Cornbread is definitely not something we have on the regular around here, but when we do it’s a welcome favorite splurge. I make it as a side to everything from a Low Country Boil (similar to a Clam Bake if you’re from the northeast) to a big ole pot of pinto beans simmered all day with some leftover ribs or a big slab of bacon.
You can understand why this is not an everyday regular dish around here or we’d be living in expando-pants.
P.S. I grew those jalapenos in my garden – yay me!
- 1 1/2 cups yellow cornmeal
- 1/2 cup flour
- 1 tablespoon baking powder
- 1 tablespoon baking soda
- 3 tablespoons shortening
- 1/2 cup buttermilk
- 1 egg
- 3 tablespoons honey
- 1 cup beer
- Preheat oven to 425
- Whisk together cornmeal, flour, baking powder, and baking soda
- In a separate bowl or measuring cup, mix together buttermilk, egg, and honey
- Add the buttermilk mixture to the dry ingredients
- Stir in the beer
- Add shortening to a cast iron skillet and transfer skillet to hot oven for 1 -2 minutes
- Remove skillet from oven - shortening should be melted
- Add batter to skillet - it will sizzle
- Return the skillet with the batter to the oven and bake 20 - 25 minutes or until golden brown - careful not to burn the bottom
- I used a Jalapeno Pale Ale from Birdsong Brewing here in Charlotte. The flavor of the pepper is in there, but it’s mild and the beer is not spicy. I haven’t tried this recipe with any of the other (hot) pepper beers I’ve seen, but if you use one that’s spicy, it’s likely to change the flavor profile of the cornbread.

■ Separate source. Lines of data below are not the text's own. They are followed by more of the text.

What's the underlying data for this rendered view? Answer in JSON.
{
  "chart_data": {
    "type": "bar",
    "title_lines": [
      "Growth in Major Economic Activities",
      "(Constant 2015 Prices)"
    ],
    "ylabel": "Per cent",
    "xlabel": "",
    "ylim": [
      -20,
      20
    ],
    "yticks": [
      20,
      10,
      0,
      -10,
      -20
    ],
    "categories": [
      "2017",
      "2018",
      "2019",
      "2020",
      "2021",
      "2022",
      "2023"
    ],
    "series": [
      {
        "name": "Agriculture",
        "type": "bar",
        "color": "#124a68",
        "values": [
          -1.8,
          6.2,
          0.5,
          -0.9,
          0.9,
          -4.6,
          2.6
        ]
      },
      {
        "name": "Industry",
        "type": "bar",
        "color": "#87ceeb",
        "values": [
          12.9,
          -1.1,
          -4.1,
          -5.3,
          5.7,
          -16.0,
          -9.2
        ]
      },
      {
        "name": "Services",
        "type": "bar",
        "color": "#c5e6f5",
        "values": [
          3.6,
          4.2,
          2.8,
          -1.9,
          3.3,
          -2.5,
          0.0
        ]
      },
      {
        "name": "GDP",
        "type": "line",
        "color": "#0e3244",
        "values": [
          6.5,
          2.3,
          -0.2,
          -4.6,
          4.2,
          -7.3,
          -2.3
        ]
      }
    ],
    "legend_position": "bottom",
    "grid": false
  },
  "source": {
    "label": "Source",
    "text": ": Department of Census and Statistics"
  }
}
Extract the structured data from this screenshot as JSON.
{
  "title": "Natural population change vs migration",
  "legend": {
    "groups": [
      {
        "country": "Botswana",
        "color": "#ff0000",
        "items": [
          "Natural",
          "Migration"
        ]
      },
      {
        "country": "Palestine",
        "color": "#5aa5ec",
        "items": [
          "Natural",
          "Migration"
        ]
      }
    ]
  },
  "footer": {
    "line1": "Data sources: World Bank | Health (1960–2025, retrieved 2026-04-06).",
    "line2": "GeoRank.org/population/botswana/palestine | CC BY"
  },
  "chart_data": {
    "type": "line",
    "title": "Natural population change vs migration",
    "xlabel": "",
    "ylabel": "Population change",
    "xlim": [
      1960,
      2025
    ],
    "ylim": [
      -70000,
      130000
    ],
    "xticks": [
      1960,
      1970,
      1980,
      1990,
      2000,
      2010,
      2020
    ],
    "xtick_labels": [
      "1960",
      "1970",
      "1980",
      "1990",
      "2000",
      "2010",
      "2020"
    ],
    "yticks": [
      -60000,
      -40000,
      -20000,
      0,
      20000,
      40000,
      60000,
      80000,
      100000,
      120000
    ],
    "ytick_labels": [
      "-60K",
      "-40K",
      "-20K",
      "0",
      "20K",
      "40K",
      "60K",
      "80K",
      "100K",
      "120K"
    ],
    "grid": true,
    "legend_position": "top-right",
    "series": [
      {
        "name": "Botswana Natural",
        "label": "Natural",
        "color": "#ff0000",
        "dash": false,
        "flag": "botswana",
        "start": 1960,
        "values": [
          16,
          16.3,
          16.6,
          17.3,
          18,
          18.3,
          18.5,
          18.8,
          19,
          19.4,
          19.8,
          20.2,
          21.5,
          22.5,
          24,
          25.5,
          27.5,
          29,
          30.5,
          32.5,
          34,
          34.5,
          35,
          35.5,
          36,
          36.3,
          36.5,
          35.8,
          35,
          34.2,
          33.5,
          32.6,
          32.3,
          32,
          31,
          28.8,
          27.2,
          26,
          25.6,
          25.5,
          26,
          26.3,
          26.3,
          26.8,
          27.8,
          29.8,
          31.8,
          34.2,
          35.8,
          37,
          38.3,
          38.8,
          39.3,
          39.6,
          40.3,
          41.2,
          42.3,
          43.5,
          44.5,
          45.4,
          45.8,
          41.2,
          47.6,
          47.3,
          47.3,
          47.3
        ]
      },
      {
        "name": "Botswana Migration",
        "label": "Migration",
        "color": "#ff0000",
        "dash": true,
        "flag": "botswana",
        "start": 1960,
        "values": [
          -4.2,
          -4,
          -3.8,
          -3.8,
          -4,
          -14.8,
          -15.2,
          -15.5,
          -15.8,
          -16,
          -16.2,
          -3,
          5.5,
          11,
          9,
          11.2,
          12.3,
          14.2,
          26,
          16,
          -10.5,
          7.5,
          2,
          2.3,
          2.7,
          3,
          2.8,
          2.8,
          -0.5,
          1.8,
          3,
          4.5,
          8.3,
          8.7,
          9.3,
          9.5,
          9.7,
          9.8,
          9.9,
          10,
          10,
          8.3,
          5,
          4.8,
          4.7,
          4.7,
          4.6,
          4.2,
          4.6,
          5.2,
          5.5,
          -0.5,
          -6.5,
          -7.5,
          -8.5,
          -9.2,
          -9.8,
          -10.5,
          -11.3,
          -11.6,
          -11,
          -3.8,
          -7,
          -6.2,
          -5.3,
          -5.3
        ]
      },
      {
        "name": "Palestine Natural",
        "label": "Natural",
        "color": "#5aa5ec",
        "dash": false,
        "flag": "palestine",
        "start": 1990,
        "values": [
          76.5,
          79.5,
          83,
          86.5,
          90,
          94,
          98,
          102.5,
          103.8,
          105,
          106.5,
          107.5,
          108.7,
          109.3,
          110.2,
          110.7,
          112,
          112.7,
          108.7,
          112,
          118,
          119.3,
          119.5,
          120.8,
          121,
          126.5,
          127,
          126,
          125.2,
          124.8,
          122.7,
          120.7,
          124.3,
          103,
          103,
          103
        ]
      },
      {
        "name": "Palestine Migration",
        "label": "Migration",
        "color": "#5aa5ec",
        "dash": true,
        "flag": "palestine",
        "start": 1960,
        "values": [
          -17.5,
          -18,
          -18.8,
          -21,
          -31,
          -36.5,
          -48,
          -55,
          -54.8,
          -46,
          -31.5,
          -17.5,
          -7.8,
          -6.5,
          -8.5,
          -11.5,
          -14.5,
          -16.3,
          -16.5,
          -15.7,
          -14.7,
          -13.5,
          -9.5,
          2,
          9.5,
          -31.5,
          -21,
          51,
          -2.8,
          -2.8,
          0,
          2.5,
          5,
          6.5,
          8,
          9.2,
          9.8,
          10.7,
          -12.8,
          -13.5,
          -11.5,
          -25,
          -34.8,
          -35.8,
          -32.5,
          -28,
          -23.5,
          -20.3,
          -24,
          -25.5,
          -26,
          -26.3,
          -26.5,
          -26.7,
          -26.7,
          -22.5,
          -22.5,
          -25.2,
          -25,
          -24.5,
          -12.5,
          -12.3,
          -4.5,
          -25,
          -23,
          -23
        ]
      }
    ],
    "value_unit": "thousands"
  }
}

- If you want a bit more jalapeno, spice, or texture in the cornbread, you can dice a couple of fresh jalapeno (serrano, habanero, ghost chili) peppers and mix into the batter before pouring it into the skillet.
- I don’t normally promote the use of shortening (Crisco, etc.), but I personally think it’s absolutely necessary here to get those crispy edges.